Well, sorry this is so late everyone, but here goes. Two for Strunk and White, two against? I think I can do that, let me go one and one.
One argument for Strunk is actually comes on page 23, something talked about in the introduction, and that's the elimnation of needless words. Makes a lot of sense to me. Adding more words just clutters up your sentances and can really confuse your readers. Shortening your sentances makes it simple and sweet, and easy to read.
Strunk and White tell us to refrain from using words. I don't think this is necessary, because using larger words increases our vocabulary. Why should we refrain from using larger words if we know how to use them? As long as it does not impede the writing process by having to look up the word, then I say go for it.
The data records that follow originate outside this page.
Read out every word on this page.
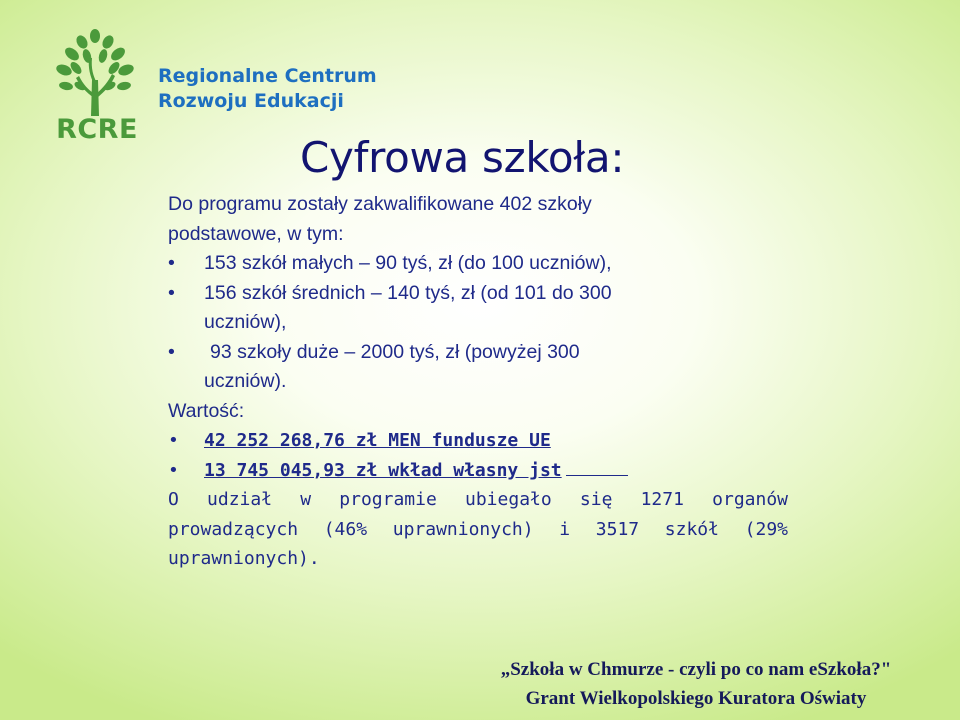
RCRE
Regionalne Centrum
Rozwoju Edukacji
Cyfrowa szkoła:
Do programu zostały zakwalifikowane 402 szkoły
podstawowe, w tym:
• 153 szkół małych – 90 tyś, zł (do 100 uczniów),
• 156 szkół średnich – 140 tyś, zł (od 101 do 300
uczniów),
• 93 szkoły duże – 2000 tyś, zł (powyżej 300
uczniów).
Wartość:
• 42 252 268,76 zł MEN fundusze UE
• 13 745 045,93 zł wkład własny jst
O udział w programie ubiegało się 1271 organów
prowadzących (46% uprawnionych) i 3517 szkół (29%
uprawnionych).
„Szkoła w Chmurze - czyli po co nam eSzkoła?"
Grant Wielkopolskiego Kuratora Oświaty
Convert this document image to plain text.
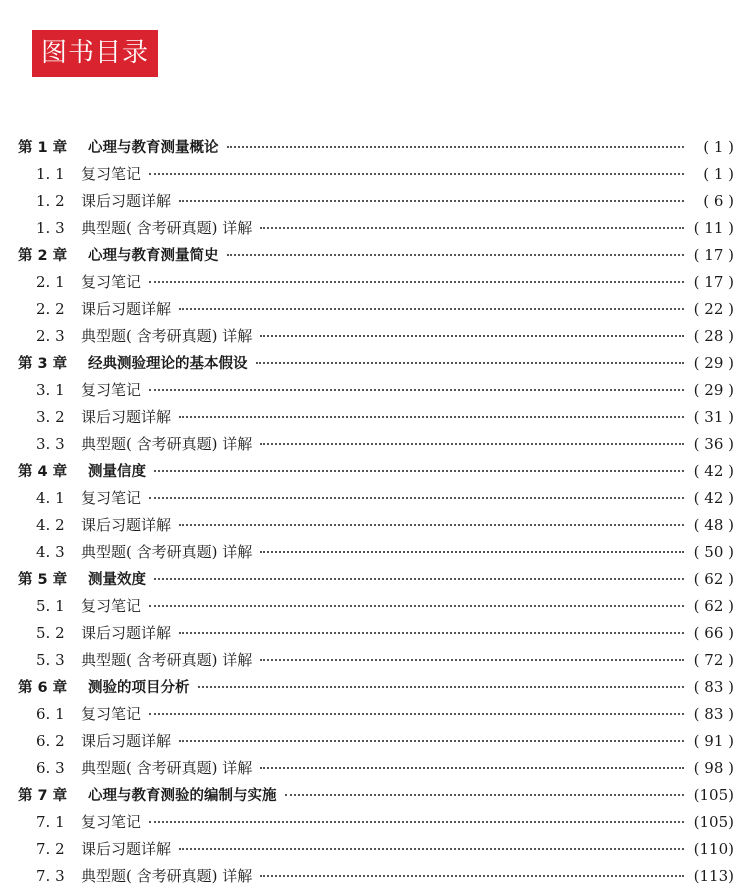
图书目录
第 1 章	心理与教育测量概论	( 1 )
1. 1	复习笔记	( 1 )
1. 2	课后习题详解	( 6 )
1. 3	典型题( 含考研真题) 详解	( 11 )
第 2 章	心理与教育测量简史	( 17 )
2. 1	复习笔记	( 17 )
2. 2	课后习题详解	( 22 )
2. 3	典型题( 含考研真题) 详解	( 28 )
第 3 章	经典测验理论的基本假设	( 29 )
3. 1	复习笔记	( 29 )
3. 2	课后习题详解	( 31 )
3. 3	典型题( 含考研真题) 详解	( 36 )
第 4 章	测量信度	( 42 )
4. 1	复习笔记	( 42 )
4. 2	课后习题详解	( 48 )
4. 3	典型题( 含考研真题) 详解	( 50 )
第 5 章	测量效度	( 62 )
5. 1	复习笔记	( 62 )
5. 2	课后习题详解	( 66 )
5. 3	典型题( 含考研真题) 详解	( 72 )
第 6 章	测验的项目分析	( 83 )
6. 1	复习笔记	( 83 )
6. 2	课后习题详解	( 91 )
6. 3	典型题( 含考研真题) 详解	( 98 )
第 7 章	心理与教育测验的编制与实施	(105)
7. 1	复习笔记	(105)
7. 2	课后习题详解	(110)
7. 3	典型题( 含考研真题) 详解	(113)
On page 28, Strunk and White tell us to keep related words together. I think this is an excellent idea, because then the message has a less likely chance of being mixed up. The examples for these are perfect. Two sentances both trying to convey the same thing. One sounds like George only paid two dollars to take us out to dinner, the other one saying it only costs us two dollars to call mother that George took us out to dinner. The second is much more on target (unless it really did cost only George two dollars).
On page 7, the rule they state is to not break sentances in two. While most of the time, this is a great idea, I don't think this should be a permanent rule. I like the idea of breaking the sentance to add effect.
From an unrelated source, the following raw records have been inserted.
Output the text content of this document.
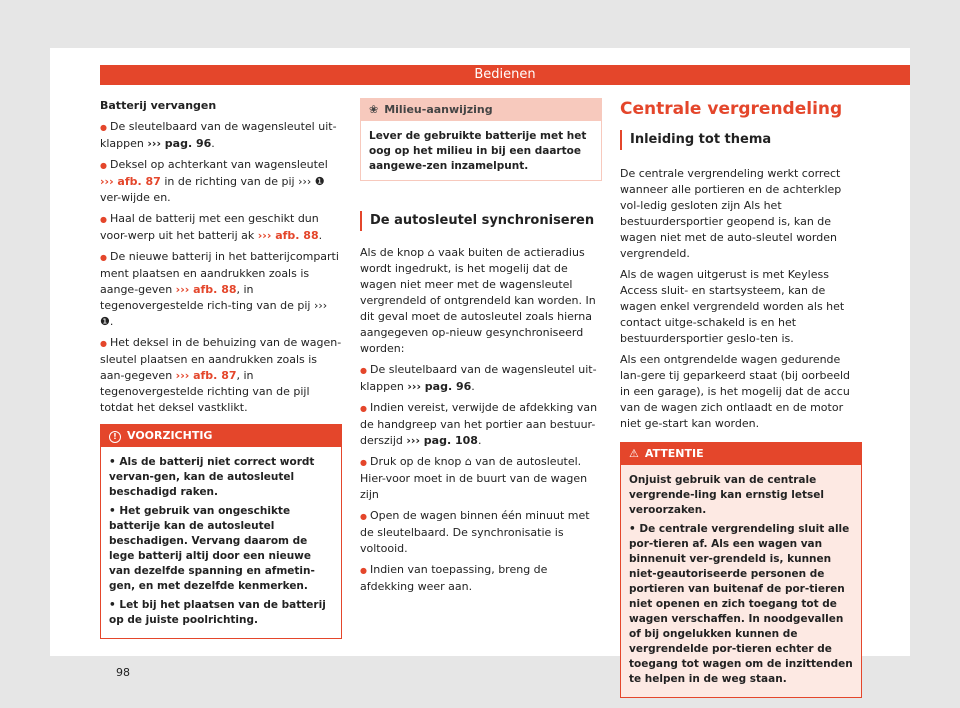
Bedienen

Batterij vervangen

● De sleutelbaard van de wagensleutel uit-klappen ››› pag. 96.

● Deksel op achterkant van wagensleutel ››› afb. 87 in de richting van de pij ››› ❶ ver-wijde en.

● Haal de batterij met een geschikt dun voor-werp uit het batterij ak ››› afb. 88.

● De nieuwe batterij in het batterijcomparti ment plaatsen en aandrukken zoals is aange-geven ››› afb. 88, in tegenovergestelde rich-ting van de pij ››› ❶.

● Het deksel in de behuizing van de wagen-sleutel plaatsen en aandrukken zoals is aan-gegeven ››› afb. 87, in tegenovergestelde richting van de pijl totdat het deksel vastklikt.

! VOORZICHTIG

• Als de batterij niet correct wordt vervan-gen, kan de autosleutel beschadigd raken.

• Het gebruik van ongeschikte batterije kan de autosleutel beschadigen. Vervang daarom de lege batterij altij door een nieuwe van dezelfde spanning en afmetin-gen, en met dezelfde kenmerken.

• Let bij het plaatsen van de batterij op de juiste poolrichting.

❀ Milieu-aanwijzing
Lever de gebruikte batterije met het oog op het milieu in bij een daartoe aangewe-zen inzamelpunt.
De autosleutel synchroniseren

Als de knop ⌂ vaak buiten de actieradius wordt ingedrukt, is het mogelij dat de wagen niet meer met de wagensleutel vergrendeld of ontgrendeld kan worden. In dit geval moet de autosleutel zoals hierna aangegeven op-nieuw gesynchroniseerd worden:

● De sleutelbaard van de wagensleutel uit-klappen ››› pag. 96.

● Indien vereist, verwijde de afdekking van de handgreep van het portier aan bestuur-derszijd ››› pag. 108.

● Druk op de knop ⌂ van de autosleutel. Hier-voor moet in de buurt van de wagen zijn

● Open de wagen binnen één minuut met de sleutelbaard. De synchronisatie is voltooid.

● Indien van toepassing, breng de afdekking weer aan.

Centrale vergrendeling
Inleiding tot thema

De centrale vergrendeling werkt correct wanneer alle portieren en de achterklep vol-ledig gesloten zijn Als het bestuurdersportier geopend is, kan de wagen niet met de auto-sleutel worden vergrendeld.

Als de wagen uitgerust is met Keyless Access sluit- en startsysteem, kan de wagen enkel vergrendeld worden als het contact uitge-schakeld is en het bestuurdersportier geslo-ten is.

Als een ontgrendelde wagen gedurende lan-gere tij geparkeerd staat (bij oorbeeld in een garage), is het mogelij dat de accu van de wagen zich ontlaadt en de motor niet ge-start kan worden.

⚠ ATTENTIE

Onjuist gebruik van de centrale vergrende-ling kan ernstig letsel veroorzaken.

• De centrale vergrendeling sluit alle por-tieren af. Als een wagen van binnenuit ver-grendeld is, kunnen niet-geautoriseerde personen de portieren van buitenaf de por-tieren niet openen en zich toegang tot de wagen verschaffen. In noodgevallen of bij ongelukken kunnen de vergrendelde por-tieren echter de toegang tot wagen om de inzittenden te helpen in de weg staan.

98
I write a column online. To add a more dramatic effect to my point, sometimes I break my sentances. For instance, I wrote a column on change recently, and it went like this,
"Hell, change is not only necessary, but it's vital. I have one older brother who is 23, not too much older than me. His name is Chris. He still acts like he was 7. No joke. He still watches Saturday morning cartoons, still plays with action figures, still talks to himself and has a problem working with people. We have tried to get Chris to change, but he refuses to do so. Me and my younger brothers all agree that if he does not change, he will never move out of the house, never get a job, and never become a productive member of society. He will eventually drive my parents insane, and they will kick him out, and he will have no where to go. So he needs to change, or else. Same with the gas situation. Either a new fuel system is found, or our future generations are going to suffer a serious setback. Same with social security. That will need to be changed, otherwise, it might be us who are 75 and eating cat food, because it's the only thing we can afford."
To drive my point home, I broke the sentances, so I could expand off of them. Instead of saying, "Social Security and the gas situation need to be changed for these reasons," I broke them up so I could talk about the individualy.